車椅子は、結構段差に弱い。このくらい大丈夫だろうという段差で、動けなくなってしまう。そこで電動にしたいところであるが、今度はバッテリーで重くなる。
「タイヤをキャタピラーにしてみた」
「月面でも走るつもり?」
月面で走る事が可能ならば、地上でも大丈夫なのではないのか。
でも、基本的には信哉が立って歩くための補助であった。杖も用意してみたが、一時的ではなく、ずっと支えるとすると松葉杖のような形状になってしまう。でも、それでは今度は体のバランスが崩れて、関係の無い関節や内臓なども痛くなる。中心線がずれないような杖を希望してしまう。
「これは、足に装着してしまうもの。腰から足にかけて、補助する」
両足にセットして、主に動く時の補佐をする。他に、ストップがあり、急に曲がらないように調節できる。
「案外、浅見さんを気に入ったみたいだね」
浅見を気に入ったのではない。強いて言えば、信哉と気が合った。両親の思ったとおり、どこか、俺と信哉が似ている部分がある。

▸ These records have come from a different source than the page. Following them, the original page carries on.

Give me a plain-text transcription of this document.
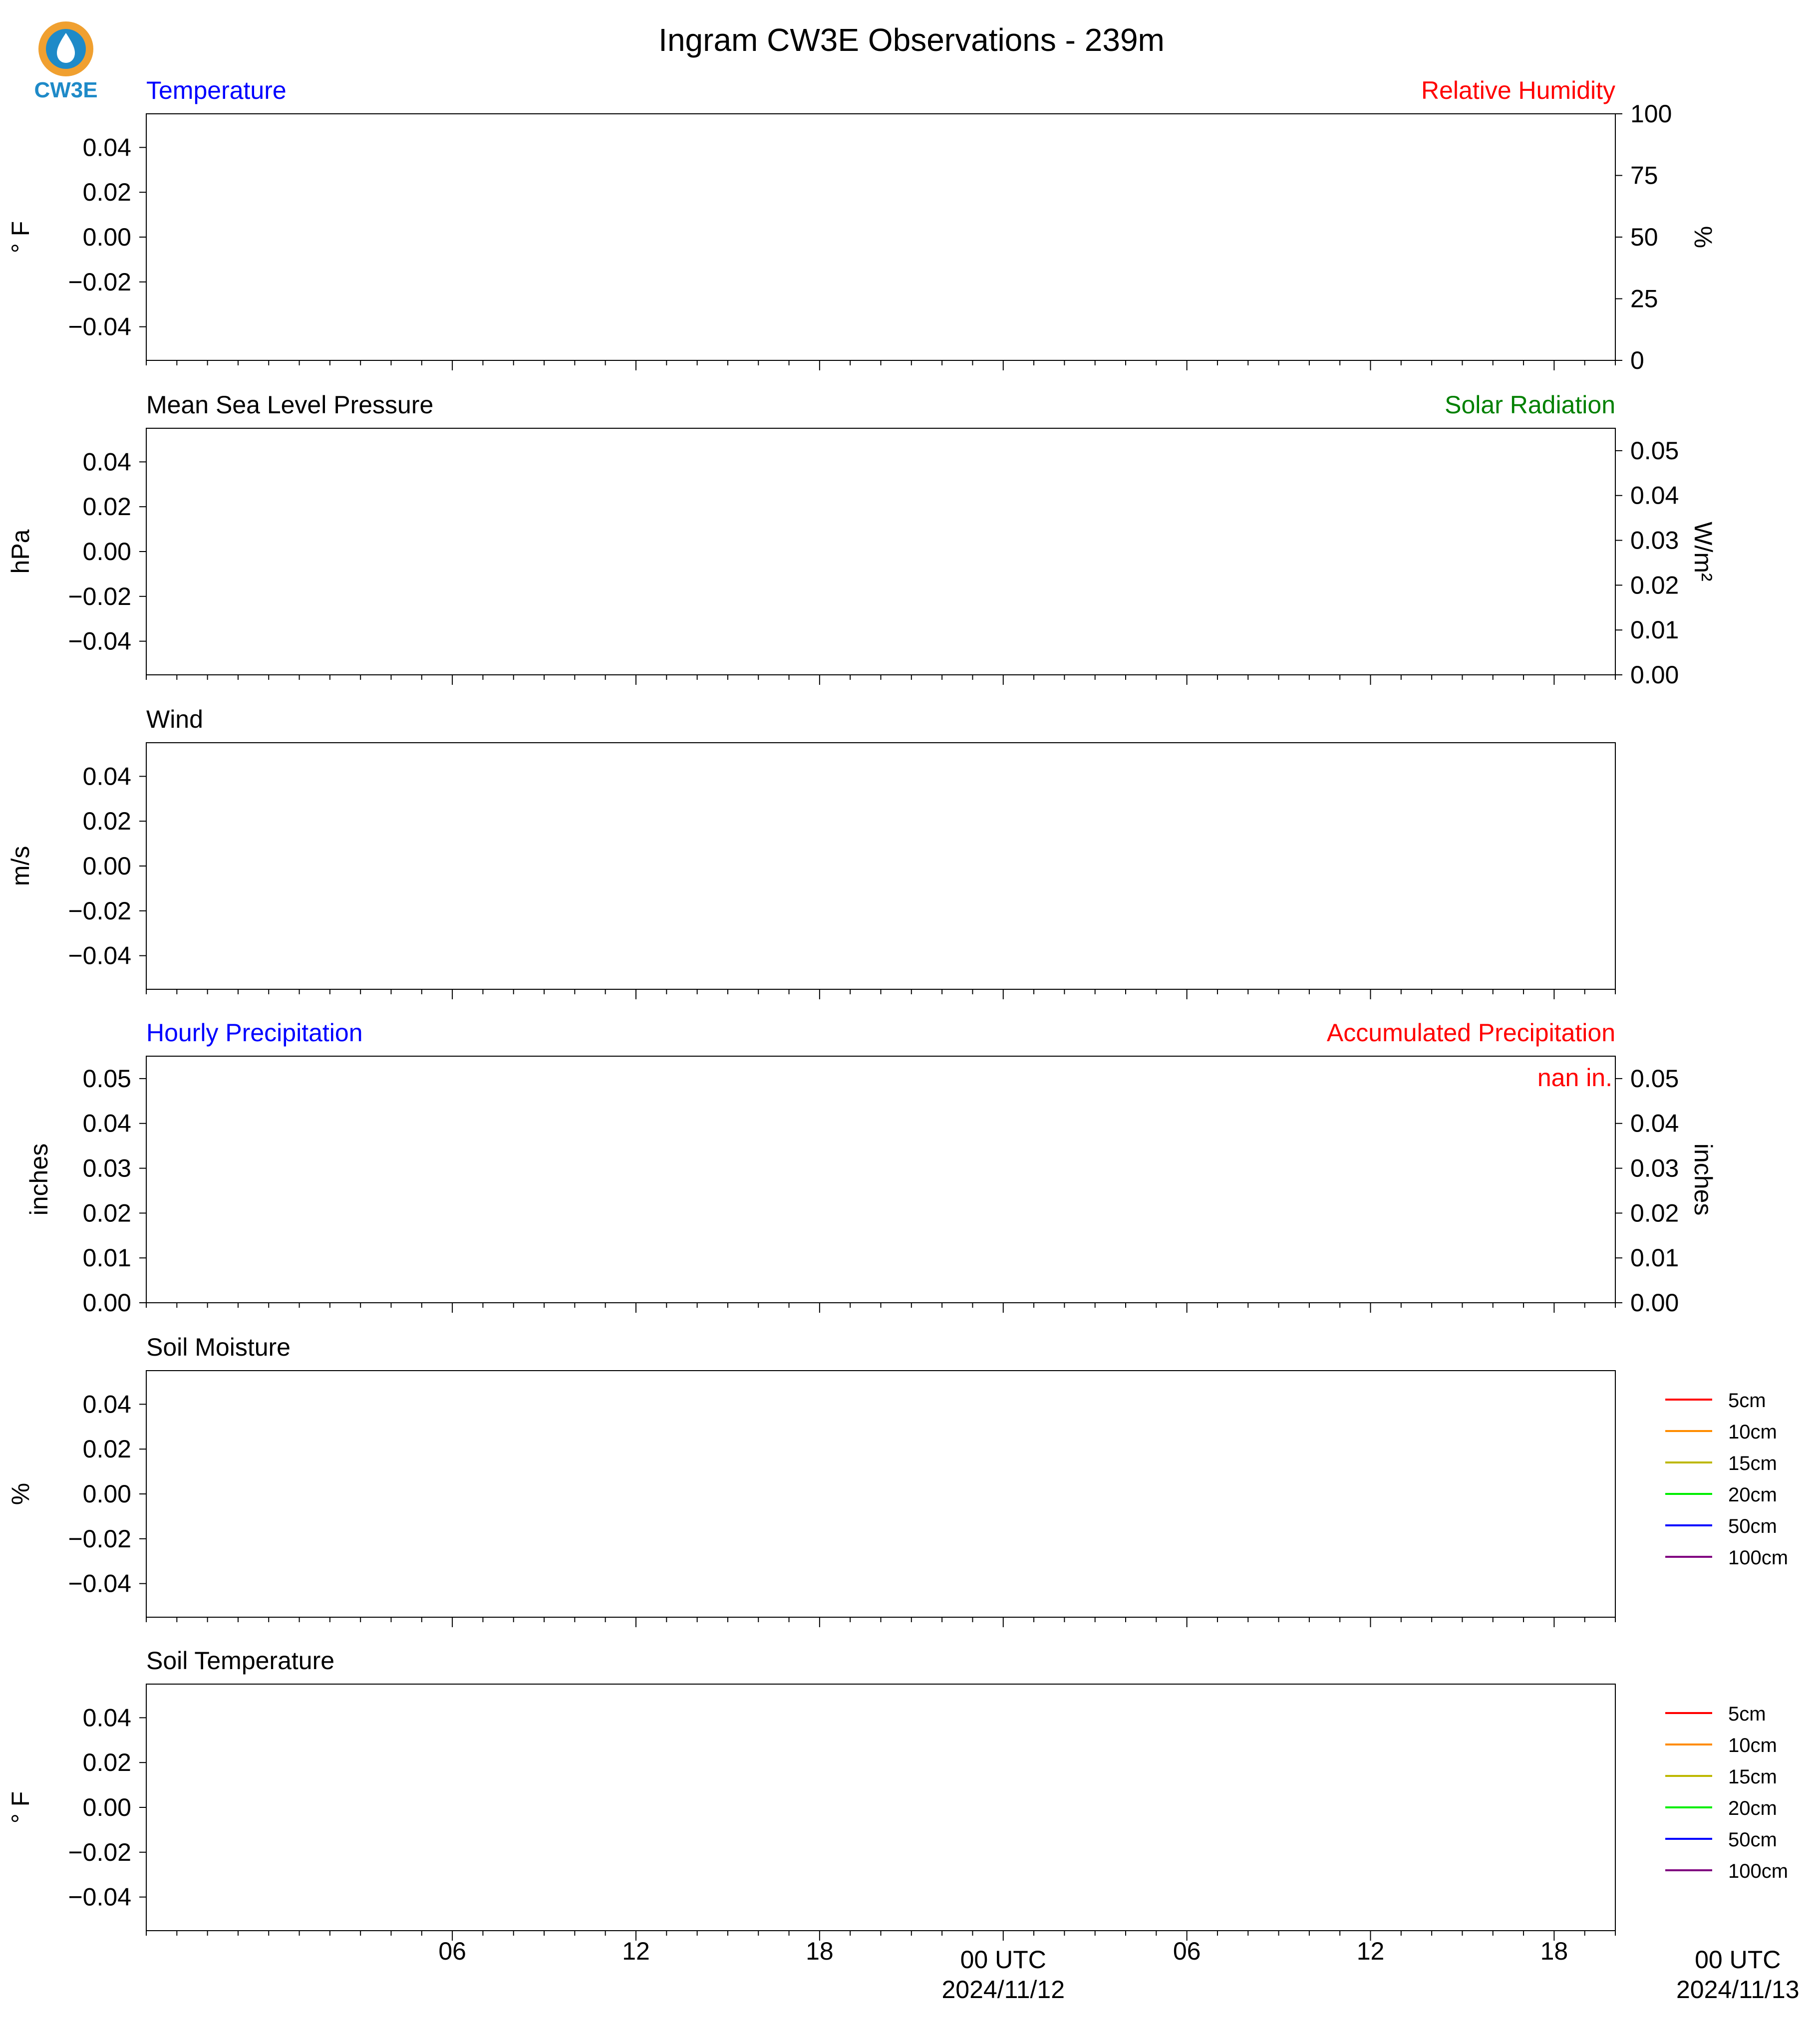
CW3E
Ingram CW3E Observations - 239m
Temperature	Relative Humidity
0.04
0.02
0.00
−0.02
−0.04
° F
100
75
50
25
0
%
Mean Sea Level Pressure	Solar Radiation
0.04
0.02
0.00
−0.02
−0.04
hPa
0.05
0.04
0.03
0.02
0.01
0.00
W/m²
Wind
0.04
0.02
0.00
−0.02
−0.04
m/s
Hourly Precipitation	Accumulated Precipitation
0.05
0.04
0.03
0.02
0.01
0.00
inches
0.05
0.04
0.03
0.02
0.01
0.00
inches
nan in.
Soil Moisture
0.04
0.02
0.00
−0.02
−0.04
%
5cm
10cm
15cm
20cm
50cm
100cm
Soil Temperature
0.04
0.02
0.00
−0.02
−0.04
° F
5cm
10cm
15cm
20cm
50cm
100cm
06	12	18	00 UTC
2024/11/12
06	12	18	00 UTC
2024/11/13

「気に入ったというのかな……俺を呼んでいる気がしたよ」
そこで、妬けると言いつつ、慶松が俺を後ろから抱き込んでいた。
「この頭も、腕も腰も、俺のなのにね……独占できないのが、辛いよね……」
逃げると捕まえられるので、そのまま慶松に凭れ掛かってみた。すると、慶松は俺を更に抱き込む。
「俺の両親が、信哉に握り飯を渡した。これって、凄い偶然だよね……」
俺のルーツは親になる。田舎で、米を作っている。食べ物は、自然を見ながら育てるものだと、俺は身に染みて分かっている。嵐が来ると、田が心配になる。